Басаев выслушивал командующих фронтами, стараясь угадать их сокровенные мысли, невысказанные слова. Знал их всех, управляя их характерами, страстями и самолюбиями. Сталкивал их и ссорил до такой степени, что они направляли друг на друга оружие. Мирил, вовлекая в кровавую борьбу с неприятелем, побуждая их силой, деньгами, личным мужеством, к которому они ревновали, которым восхищались.
Признавали его превосходство, подчиняясь его неколебимой жестокой воле, упрятанной, как в бурку, в медлительную речь, спокойные ленивые взгляды, неторопливые плавные жесты. Он знал, кто чего стоит в мирное и военное время. Кто может предать, польстившись на чины и на деньги. Кто, однажды поклявшись в дружбе, умрет за нее под пыткой. Ведал их тайные пороки и слабости, их связи с агентурой врага, счета в зарубежных банках, имена их жен и любовниц, хитросплетение родовых отношений. В эту зимнюю ночь, среди горящего города, сидя за поминальным столом, он всех их любил. Над каждым из них сквозь копоть и гарь пожарищ, в бездонной чудной лазури витал белоснежный город. И если здесь им суждено разлучиться, пасть от осколка и пули, то там, среди бирюзовых мечетей и золотых куполов, под сенью вечнозеленых деревьев, им уготована встреча. Они сядут за длинный стол в легких чистых одеждах, и Илияс, над чьей могилой горят две поминальные свечи, поставит перед ними глиняное блюдо с плодами.
– Теперь, когда я узнал положение на фронтах и убедился в стойкости ваших отрядов, уверился в вашей готовности воевать до конца, хочу задать вам вопрос. Продолжить ли нам оборону, оставляя под развалинами цвет наших людей, показывая миру пример героизма и стойкости. Или уйти, чтобы русские на раскаленных развалинах Грозного жарили свои трупы, а мы соединились с нашими братьями в Аргунском ущелье, пополнили боеприпасы и продовольствие и в Ведено и Шатое обрушили на головы русских снежные лавины и оползни.
Командиры молчали, подставляли пиалы под огромный цветастый чайник, который вносил однорукий Рустам, брат погребенного Илияса. И каждый, подставляя пиалу, придерживал чайник за изогнутый носик, помогая Рустаму.

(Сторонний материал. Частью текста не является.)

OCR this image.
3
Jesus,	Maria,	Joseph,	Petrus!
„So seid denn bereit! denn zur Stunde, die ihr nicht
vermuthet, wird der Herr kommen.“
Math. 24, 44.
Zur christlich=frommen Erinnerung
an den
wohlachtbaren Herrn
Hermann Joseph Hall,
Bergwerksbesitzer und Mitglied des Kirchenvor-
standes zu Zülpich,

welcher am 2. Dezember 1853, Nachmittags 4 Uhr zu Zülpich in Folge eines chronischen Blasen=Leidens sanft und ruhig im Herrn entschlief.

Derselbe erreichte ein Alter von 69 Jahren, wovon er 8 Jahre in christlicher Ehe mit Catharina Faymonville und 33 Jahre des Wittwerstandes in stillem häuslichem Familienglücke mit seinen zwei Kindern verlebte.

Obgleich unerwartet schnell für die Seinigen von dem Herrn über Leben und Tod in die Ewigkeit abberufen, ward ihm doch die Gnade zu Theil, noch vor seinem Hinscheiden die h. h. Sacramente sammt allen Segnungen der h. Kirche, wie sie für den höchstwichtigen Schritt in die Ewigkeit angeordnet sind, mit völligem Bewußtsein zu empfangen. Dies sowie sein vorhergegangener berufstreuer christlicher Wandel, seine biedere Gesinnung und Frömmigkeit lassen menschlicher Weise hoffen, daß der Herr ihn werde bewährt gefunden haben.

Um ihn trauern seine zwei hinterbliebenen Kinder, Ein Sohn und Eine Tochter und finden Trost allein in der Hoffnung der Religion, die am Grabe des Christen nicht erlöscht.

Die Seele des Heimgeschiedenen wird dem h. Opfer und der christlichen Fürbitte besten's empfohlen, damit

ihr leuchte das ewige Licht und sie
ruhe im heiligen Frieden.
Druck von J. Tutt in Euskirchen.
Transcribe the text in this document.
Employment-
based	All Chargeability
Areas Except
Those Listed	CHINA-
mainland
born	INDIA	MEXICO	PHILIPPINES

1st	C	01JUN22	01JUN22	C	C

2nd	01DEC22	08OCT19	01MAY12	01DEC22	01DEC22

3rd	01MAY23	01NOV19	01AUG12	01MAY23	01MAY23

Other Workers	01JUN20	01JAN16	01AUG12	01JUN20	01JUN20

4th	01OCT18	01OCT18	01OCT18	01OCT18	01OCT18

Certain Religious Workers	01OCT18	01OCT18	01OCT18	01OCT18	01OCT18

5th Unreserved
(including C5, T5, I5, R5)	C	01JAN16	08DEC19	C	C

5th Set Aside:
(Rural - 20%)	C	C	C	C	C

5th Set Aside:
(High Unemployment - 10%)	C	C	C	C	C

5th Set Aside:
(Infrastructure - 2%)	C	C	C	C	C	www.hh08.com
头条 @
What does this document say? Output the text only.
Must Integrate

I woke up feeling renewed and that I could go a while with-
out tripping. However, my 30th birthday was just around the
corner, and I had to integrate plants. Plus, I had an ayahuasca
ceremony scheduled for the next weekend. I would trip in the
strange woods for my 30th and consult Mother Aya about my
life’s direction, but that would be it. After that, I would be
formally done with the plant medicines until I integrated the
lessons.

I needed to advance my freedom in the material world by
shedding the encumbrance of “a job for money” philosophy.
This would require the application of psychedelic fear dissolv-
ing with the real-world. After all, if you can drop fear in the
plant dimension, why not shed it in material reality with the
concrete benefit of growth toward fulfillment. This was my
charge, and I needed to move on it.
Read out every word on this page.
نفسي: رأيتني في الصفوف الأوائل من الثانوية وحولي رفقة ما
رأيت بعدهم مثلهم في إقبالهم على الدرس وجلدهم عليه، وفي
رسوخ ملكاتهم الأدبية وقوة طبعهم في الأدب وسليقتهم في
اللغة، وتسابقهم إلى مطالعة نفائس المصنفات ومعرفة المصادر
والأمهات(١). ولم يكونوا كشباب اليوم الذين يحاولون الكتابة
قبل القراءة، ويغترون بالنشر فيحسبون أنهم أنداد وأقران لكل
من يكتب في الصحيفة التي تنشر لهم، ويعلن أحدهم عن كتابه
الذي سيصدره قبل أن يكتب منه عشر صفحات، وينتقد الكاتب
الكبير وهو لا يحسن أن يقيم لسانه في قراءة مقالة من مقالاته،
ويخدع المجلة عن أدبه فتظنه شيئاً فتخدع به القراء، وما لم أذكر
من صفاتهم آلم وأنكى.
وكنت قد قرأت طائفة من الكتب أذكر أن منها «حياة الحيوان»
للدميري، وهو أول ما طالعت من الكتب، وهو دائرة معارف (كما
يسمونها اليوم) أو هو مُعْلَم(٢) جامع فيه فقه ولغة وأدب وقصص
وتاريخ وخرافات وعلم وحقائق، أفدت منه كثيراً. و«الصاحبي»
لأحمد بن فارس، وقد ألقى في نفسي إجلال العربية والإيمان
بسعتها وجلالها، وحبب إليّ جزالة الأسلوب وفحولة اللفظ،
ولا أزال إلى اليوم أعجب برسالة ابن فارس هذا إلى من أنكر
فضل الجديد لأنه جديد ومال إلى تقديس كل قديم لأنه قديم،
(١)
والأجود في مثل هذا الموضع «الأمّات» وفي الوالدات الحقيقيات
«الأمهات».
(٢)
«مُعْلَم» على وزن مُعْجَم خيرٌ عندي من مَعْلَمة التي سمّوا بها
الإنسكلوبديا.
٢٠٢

Первым заговорил Леча, чье бескровное, с выцветшими губами лицо напоминало пыльное зеркало, в которое заглянула смерть. Он был именит своим родством с убитым Дудаевым. Его звезда закатилась после того, как русская авиационная ракета поймала в ночи слабый
импульс радиотелефона и взорвала в поле первого президента Ичкерии. Говорили, что Леча пал духом, предчувствует смерть. Послал голубиную почту жене в Ингушетию с просьбой, не дожидаясь его, уехать в Турцию.– В моем отряде, Шамиль, половина раненых и больных. Мы еще удерживаем рубежи, спрямляем линию фронта. Но может случиться, что число раненых превысит число сражающихся и некого будет ставить на место погибших. Если есть возможность уйти, если, собравшись вместе, мы прорвем кольцо русских, не надо откладывать. Русские по громкоговорителям объявили амнистию. Мы соберем своих раненых и выпустим их к русским. Они получат медицинскую помощь, сберегут свои жизни, а потом вернутся в наши ряды. Мы же уйдем, сохранив для сражений свои отборные силы.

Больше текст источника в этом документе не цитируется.